An admirable in-depth article. Just a stupid question (I'm so slow-witted) : I still don't catch the link between the rmem_default/rmem_max sysctl parameters (socket receive buffer default/max length) and the buffer allocated by dev_alloc_skb(). Socket receive buffer vs buffer of skb : are we talking about he same memory area, or are they different things (involving necessarily a copy from the one to the other, sooner or later) ?
Thanks for anyone who would make it clear to me,
Telenn
Missing pictures
The links to figures do not work (File not found error). I guess time does matter (1996 article!). To anyone reading this article, please provide us some links for the pictures (or link to some other up to date articles).
Thank you,
Ovy
Fixed
Should be working now.
Mitch Frazier is an Associate Editor for Linux Journal.
thnx
thanx for the great article..
at each layer the data and tail pointers change right??
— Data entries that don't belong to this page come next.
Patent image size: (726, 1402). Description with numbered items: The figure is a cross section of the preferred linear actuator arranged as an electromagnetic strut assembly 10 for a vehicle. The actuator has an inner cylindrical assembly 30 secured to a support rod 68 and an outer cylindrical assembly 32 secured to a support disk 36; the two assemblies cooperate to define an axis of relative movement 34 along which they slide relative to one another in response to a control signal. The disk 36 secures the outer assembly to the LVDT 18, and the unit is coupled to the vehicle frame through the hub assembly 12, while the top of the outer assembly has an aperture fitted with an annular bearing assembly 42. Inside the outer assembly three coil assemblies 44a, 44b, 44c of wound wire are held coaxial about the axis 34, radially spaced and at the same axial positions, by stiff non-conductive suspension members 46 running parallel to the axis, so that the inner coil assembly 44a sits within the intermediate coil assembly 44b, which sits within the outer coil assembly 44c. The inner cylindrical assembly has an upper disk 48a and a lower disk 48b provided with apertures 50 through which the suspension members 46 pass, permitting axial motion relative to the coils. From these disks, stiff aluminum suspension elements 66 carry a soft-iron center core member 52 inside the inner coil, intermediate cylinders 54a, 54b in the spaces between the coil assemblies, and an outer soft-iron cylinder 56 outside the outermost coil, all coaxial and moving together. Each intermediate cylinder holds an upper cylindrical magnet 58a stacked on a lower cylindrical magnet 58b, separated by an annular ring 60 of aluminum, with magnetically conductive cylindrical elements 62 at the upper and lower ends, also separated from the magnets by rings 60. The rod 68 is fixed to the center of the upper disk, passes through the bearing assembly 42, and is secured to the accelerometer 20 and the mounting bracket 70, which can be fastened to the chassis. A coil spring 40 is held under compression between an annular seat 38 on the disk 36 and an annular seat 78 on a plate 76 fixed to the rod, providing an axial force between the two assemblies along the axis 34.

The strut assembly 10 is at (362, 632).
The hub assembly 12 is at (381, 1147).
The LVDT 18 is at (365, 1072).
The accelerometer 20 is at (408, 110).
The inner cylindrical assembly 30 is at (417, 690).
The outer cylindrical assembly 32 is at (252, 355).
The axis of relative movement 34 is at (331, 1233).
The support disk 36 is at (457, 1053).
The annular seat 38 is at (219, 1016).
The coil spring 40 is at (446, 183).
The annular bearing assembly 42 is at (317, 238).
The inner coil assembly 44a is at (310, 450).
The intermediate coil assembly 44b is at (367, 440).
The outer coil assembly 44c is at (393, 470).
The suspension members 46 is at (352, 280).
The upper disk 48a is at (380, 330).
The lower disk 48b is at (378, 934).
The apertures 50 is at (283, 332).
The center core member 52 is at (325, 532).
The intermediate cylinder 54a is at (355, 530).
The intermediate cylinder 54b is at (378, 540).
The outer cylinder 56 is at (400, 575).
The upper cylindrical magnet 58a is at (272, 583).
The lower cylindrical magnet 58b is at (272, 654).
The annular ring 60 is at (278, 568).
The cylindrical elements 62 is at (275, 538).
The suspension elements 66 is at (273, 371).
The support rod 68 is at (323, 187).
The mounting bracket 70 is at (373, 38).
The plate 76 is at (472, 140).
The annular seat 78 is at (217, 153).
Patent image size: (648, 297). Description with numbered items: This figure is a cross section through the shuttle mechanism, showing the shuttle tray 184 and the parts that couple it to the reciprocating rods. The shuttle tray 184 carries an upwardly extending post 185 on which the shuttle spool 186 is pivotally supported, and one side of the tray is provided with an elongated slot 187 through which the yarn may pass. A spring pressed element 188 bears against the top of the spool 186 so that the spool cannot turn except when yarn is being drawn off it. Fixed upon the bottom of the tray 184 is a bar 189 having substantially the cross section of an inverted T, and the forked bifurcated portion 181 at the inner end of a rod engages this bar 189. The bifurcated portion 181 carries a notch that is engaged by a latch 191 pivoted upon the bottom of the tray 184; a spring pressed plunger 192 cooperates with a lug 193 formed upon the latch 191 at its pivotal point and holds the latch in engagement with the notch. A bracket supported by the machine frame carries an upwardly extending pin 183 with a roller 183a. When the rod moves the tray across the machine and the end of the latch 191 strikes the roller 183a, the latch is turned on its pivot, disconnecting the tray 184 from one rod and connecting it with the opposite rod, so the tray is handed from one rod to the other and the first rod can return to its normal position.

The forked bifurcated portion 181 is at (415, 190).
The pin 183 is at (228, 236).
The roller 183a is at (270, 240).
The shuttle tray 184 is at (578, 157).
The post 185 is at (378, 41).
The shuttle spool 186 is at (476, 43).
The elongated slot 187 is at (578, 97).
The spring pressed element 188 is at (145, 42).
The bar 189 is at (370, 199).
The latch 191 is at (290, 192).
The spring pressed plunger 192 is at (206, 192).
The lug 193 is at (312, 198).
so if i need to acces the L7 data,consider UDP can i take the from pre routing hook can i take data+udphdr->length..??
Help Required....
Hi Alan Cox,
Thanx for the article.
Iam Ram.Iam new to device driver development.
some how i manged to write a network driver.
still i need some help.But I want to access the driver functions directly from user program written in c.
i.e. I want to access the open,close,hard_start_xmit(),ioctl functions directly without using the socket api(socket,bind,connect etc). I want my own function api.
is it possible to do it.
Thanx in adavance,
good article
thanks for this article. It explains most of the things. But still I feel that some more thing related to Bottom Half/Top half processing should be added. and also things are not clear about the logic of freeing/owning skbuffers.
Ajay